Saturday, September 09, 2006

A funerary brass -- Sir Nicholas Dagworth

In the later Middle Ages, prominent people were buried in churches and had monuments erected to them. In the twelfth and thirteenth centuries, such monuments were restricted to royalty and bishops, and were three-dimensional stone effigies. In the fourteenth century and later, engraved brass effigies, usually set in the floor of the church, made such monuments more widely available. You only had to be rich, not filthy rich.

Above is the best reproduction I could find of a brass that I have a personal connection with. It is located in Blickling, Norfolk, England and commemorates Sir Nicholas Dagworth, who came from a family of Hundred-Years-War plunderers. Sir Nicholas spent freely to have a very distinctive monument -- no off-the-shelf, out-of-the-catalog designs for him. The gauntlets are finely shaped and decorated with fine engraving; the lower edge of his surcoat (tight tunic over the body armor) is done in an oak-leaf design. And the crest on his helmet ends in the head of a hawk (not shown here).

My connection? When I first visited England, you could for a small amount of money "rub" brasses -- use a crayon and a roll of paper to make a copy of the original, as you might now use a pencil and a piece of paper to create an image of a coin. One of the brasses I rubbed was this one. Soon after that, someone figured out how to create a brass copy of the ancient brass, and "brass rubbing centers" sprang up, not just in Britain but elsewhere, too. Rubbing the originals was forbidden. This was probably a good thing, since rubbing brasses does wear them down. However, going to the church, kneeling on the hard stone floor for an hour or more, and reproducing the design at its original site did make you think about the monument and its setting. It was a kind of contemplation that I'm not sure you'd get in a "brass rubbing center."

One thing worth thinking about is how important it was for many people to be shown, in death, as warriors wearing the best armor available.


Anonymous Anonymous said...

I came across the Dagworth brass today. I suppose this is the same Dagworth who served Richard II in Italy on two occasions as ambassador in the early 1380s?

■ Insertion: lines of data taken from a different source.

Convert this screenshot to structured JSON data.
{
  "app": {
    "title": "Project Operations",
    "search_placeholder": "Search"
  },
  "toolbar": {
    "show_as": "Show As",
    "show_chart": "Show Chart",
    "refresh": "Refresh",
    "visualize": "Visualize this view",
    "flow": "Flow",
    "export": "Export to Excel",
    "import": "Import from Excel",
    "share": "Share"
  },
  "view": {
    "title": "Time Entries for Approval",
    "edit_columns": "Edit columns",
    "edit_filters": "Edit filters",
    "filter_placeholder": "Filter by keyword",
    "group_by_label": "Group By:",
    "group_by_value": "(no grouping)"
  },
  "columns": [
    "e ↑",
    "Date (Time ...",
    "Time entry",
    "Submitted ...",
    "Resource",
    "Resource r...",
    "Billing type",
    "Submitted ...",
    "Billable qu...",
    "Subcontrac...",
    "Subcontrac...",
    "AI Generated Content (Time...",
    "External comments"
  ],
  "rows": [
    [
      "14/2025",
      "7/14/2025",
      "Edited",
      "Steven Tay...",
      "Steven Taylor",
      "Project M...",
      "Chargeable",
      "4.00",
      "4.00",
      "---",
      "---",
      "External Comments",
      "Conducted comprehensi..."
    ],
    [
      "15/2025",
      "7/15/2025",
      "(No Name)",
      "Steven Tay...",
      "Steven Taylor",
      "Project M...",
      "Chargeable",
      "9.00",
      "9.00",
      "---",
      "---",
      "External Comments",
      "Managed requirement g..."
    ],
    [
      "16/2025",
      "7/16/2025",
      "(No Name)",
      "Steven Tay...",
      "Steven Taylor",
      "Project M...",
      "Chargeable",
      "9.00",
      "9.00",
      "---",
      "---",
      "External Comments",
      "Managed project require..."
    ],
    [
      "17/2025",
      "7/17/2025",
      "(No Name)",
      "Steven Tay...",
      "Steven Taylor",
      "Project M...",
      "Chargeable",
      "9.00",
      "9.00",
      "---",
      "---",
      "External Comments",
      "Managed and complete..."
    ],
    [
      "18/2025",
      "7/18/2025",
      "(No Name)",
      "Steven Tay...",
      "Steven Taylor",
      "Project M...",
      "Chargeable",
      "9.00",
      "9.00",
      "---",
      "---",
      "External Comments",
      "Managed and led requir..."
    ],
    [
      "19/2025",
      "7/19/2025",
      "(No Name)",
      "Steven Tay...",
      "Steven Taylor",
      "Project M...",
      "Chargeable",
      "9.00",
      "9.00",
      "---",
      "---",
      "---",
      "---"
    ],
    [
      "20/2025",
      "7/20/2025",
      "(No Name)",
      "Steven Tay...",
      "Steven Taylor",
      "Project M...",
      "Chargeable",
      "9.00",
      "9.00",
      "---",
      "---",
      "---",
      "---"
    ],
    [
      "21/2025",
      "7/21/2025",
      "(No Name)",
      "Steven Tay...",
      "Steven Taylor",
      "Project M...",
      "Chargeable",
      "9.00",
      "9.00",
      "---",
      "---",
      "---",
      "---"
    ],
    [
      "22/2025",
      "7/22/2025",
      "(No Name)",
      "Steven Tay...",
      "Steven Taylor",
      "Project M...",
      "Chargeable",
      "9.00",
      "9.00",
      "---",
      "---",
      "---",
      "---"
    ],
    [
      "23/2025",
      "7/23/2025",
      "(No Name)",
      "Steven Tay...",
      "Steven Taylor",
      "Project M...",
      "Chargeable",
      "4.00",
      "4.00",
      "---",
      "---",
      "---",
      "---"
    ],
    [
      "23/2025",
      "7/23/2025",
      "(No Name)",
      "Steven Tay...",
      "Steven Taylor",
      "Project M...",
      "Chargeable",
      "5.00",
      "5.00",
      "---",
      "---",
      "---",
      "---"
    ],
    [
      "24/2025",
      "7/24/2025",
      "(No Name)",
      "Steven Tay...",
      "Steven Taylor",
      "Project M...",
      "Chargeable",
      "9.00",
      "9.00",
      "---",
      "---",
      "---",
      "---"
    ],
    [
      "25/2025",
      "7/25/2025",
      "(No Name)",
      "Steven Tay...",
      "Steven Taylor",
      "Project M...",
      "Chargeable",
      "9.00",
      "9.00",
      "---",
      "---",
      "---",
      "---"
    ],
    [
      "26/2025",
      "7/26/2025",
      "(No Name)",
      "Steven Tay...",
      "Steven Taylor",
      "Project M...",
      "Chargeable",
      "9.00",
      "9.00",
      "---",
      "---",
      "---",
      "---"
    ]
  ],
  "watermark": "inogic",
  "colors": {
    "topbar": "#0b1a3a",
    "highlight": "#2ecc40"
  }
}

If so, he would have known the more (in)famous John Hawkwood, about whom two biographies have been published recently - by Stonor Saunders in England (2004) and by Caferro in the USA (2006).

I am myself writing a specifically military biography of Hawkwood for an English publisher. There is no brass of Hawkwood. The Dagworth brass is classed as an excellent example of the 'camail and jupon' period of armour [1360-1410], in a catalogue of Brass Rubbings which I acquired here (in England) in the late 1960s.

I understand England has a unique collection of brasses. I was sorry to read that the ancient sport of brass-rubbing had largely died out. I never did it myself, but it was very popular with some.